Time is short, folks. If you haven’t decided who you worship, now would be a really good time to do so. (For one thing, you can blend into the crowds this week. For another, there are really only two choices. It’s actually pretty simple.) Think carefully about your answer. You may have to live with it for a very very long time.


Responses

  1. [...] President gets power to turn off the Internet. [...]

  2. To some new commenters… re: BHO and is he or isn’t he. Ultimately, it doesn’t matter, does it?

    Vigilance has always been demanded and evil comes in all guises. The key is to know who you serve and BE NOT AFRAID.

    This is HOLY WEEK. I humbly suggest we USE and HONOR it as such.

  3. Financially I think the next two or three months are our last best chance to trade paper dollars for physical gold.

    Spiritually, same thing. Put aside false gods.

    Whatever the world will look like in a couple of years, and it WILL be different, one can point to the public’s naive, blind acceptance of soothing blandishments from the media, politicians and financial “experts” and conclude that in general, people all went there willingly.

    What is worse, I fear, is that even when the wheels are clearly coming off, it is common for people to cling to and justify their decisions by bending the truth, revising the evidence and trying to create distractions. Jesus’ friend Peter did it, so we should not be surprised when we learn that government economic statistics can not be trusted, or that AIG bonuses were pilloried so that the real issues would not dominate the headlines, or that the head of GM is told to step aside by the president of the United States.

    It is this all too human behavior that will ensure that even when the extent of the mess is identifiable, nothing useful will be done.

    Many storms coming, and storms within storms.

  4. I am one of those who found your website just as you were hanging up your keyboard — I spent most of the weekend reading back through the past three months of entries with fascination. Like you, I have had this feeling that is growing stronger that something is brewing. For me it began with the tsunami. A teeny cloud on the horizon, and I began to keep watch. A year ago, I ended Lent with the conviction that I need to focus on teaching my children to pray, to love Jesus, to know scripture. Whether O is the anti or not, I believe a storm is getting very close. As a girl, I read many accounts of people who found themselves fleeing from nazis and communists, none of whom knew the day before that they were going to have to run for their lives.

  5. This is the first time I have ever left a comment on any blog, but I feel compelled to add my opinion. I always believed that Clinton’s presidency was a prelude to show us how people would love and protect a leader who was truly amoral. This president shows us how people love and follow shallow feelings. These are all examples of what IS coming, and each one will be worse than the last until the culmination is complete.

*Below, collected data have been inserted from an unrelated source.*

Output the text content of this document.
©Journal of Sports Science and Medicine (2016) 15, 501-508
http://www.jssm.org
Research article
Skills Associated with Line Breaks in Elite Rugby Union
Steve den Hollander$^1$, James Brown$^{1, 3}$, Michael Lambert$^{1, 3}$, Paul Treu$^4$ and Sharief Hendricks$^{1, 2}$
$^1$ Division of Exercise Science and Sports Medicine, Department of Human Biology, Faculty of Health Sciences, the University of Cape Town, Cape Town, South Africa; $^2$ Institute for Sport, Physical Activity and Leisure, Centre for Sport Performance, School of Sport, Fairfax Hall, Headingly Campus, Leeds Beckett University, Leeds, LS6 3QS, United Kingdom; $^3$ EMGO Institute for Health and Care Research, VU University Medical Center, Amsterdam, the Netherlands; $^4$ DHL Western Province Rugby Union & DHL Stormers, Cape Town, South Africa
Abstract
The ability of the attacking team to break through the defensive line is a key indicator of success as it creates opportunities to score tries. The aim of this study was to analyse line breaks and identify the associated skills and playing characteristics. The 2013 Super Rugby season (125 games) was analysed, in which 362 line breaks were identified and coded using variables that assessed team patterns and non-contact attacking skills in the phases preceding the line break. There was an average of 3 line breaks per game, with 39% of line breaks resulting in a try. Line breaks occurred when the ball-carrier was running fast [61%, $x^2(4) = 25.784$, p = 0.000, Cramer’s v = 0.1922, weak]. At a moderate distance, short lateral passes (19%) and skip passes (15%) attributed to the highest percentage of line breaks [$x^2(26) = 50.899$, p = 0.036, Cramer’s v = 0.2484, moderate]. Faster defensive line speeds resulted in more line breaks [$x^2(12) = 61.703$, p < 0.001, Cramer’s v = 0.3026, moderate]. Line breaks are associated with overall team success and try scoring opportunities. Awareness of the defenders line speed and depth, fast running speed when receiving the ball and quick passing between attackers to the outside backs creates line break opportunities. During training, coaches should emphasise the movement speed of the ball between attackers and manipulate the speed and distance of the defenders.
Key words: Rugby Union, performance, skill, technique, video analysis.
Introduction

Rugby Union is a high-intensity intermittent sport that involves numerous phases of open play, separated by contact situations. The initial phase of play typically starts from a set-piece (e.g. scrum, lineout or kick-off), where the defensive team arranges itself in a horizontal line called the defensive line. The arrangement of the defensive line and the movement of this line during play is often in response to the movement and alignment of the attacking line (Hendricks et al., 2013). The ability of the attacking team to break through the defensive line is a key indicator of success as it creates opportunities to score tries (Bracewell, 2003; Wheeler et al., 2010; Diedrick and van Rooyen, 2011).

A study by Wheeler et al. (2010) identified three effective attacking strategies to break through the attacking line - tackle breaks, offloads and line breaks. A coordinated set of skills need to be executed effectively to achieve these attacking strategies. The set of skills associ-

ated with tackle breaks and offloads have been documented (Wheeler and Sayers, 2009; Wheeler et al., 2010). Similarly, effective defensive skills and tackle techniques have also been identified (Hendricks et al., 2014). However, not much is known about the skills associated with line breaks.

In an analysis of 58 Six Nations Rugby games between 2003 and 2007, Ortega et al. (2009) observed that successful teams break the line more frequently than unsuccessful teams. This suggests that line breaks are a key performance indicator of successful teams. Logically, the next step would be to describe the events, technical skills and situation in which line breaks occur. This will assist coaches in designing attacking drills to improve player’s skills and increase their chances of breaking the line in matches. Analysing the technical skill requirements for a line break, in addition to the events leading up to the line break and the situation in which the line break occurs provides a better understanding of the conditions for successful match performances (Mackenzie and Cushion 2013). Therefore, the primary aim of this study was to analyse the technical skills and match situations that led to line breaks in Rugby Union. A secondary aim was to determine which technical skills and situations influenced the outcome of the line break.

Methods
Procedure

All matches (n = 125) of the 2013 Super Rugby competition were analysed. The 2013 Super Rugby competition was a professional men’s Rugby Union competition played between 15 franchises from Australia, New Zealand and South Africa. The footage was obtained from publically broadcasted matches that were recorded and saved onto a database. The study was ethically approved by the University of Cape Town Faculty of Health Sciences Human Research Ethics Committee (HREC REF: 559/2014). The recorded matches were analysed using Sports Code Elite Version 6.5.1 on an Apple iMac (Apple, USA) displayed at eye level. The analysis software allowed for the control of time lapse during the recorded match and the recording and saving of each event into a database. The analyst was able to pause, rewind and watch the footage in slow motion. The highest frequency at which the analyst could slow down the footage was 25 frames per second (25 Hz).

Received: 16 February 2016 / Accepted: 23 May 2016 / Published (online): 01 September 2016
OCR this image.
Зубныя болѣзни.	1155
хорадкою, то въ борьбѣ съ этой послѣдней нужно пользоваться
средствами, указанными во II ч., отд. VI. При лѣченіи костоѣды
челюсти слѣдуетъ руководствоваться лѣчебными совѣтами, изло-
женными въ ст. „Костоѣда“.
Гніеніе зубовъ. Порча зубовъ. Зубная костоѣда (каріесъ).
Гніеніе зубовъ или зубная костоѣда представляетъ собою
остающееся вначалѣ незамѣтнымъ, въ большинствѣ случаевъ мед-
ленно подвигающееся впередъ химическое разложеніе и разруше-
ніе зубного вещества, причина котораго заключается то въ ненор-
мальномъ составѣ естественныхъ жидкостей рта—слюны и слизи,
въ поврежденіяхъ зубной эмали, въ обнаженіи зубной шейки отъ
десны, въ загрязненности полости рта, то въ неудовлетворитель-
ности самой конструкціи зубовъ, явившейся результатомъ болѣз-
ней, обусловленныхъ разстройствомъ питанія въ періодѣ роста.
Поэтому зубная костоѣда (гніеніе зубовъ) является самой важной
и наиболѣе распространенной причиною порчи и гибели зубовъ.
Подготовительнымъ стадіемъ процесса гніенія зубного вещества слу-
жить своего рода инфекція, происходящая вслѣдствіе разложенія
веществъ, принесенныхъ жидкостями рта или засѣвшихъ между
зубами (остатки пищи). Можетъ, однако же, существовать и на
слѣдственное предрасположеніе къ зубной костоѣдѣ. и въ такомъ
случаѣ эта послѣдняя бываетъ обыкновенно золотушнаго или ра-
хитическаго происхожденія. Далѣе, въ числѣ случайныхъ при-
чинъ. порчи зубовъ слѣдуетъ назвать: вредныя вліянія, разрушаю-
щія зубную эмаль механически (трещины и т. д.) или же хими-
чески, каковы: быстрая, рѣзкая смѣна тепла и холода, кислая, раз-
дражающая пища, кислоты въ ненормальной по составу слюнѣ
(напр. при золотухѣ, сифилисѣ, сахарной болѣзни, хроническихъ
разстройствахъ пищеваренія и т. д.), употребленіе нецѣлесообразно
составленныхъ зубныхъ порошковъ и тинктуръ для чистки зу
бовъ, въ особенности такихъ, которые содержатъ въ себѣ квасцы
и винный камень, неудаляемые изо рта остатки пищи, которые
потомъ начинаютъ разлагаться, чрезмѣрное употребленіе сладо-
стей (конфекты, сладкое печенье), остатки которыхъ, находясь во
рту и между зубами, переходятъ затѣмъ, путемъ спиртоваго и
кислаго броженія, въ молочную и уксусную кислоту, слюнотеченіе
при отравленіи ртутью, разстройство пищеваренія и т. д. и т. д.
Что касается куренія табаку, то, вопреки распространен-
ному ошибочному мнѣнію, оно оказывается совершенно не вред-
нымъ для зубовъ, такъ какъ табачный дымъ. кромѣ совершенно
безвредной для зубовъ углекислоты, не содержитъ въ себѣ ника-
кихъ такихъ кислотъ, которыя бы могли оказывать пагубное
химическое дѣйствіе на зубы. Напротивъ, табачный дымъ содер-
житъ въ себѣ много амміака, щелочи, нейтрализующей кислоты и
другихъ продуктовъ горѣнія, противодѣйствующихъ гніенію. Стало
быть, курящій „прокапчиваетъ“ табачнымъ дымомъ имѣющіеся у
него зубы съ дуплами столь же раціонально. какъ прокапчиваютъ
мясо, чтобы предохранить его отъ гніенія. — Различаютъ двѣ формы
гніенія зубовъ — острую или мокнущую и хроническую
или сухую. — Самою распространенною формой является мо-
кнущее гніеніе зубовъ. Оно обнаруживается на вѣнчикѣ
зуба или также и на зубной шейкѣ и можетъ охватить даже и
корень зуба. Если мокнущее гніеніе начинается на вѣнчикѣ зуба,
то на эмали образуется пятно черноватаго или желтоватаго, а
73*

    [Welcome to the world of blog commenting, Virginia. I feel honored that you chose mine. To what you said: AMEN! -ed.]

  6. It is all well and good to have watchers. Provided one remembers Juvenal’s question. “Who will guard these selfsame guards?”

    The real problem that I have with this is that a side from not being needed, IMHO the constitution and existing law provide sufficient protections in both directions, is that if this had been proposed 4 years ago, the very people crying for this new “protection,” would have been leading the charge against it as an intrusive regulation and a sure sign that the administration was implementing a Fascist gag rule.

  7. Well, if he’s not the antichrist, he is certainly good practice for the real thing. My fear, of course, is that he is not. If he is, we’re outta here, and soon, too. If he’s merely Soros’s idiot tool, we are in some deep, very earthly doo-doo.

  8. [...] Ultraguy’s posts at New Wineskins with interest for quite a while, as he inches closer to outright saying that he believes Obama is the Antichrist.  I think he’s wrong, not just for the reasons in this somewhat snarky post, but for other [...]

  9. I’ve come to the conclusion that the Bush presidency was meant to be the last American presidency – the separating of the wheat and chaff.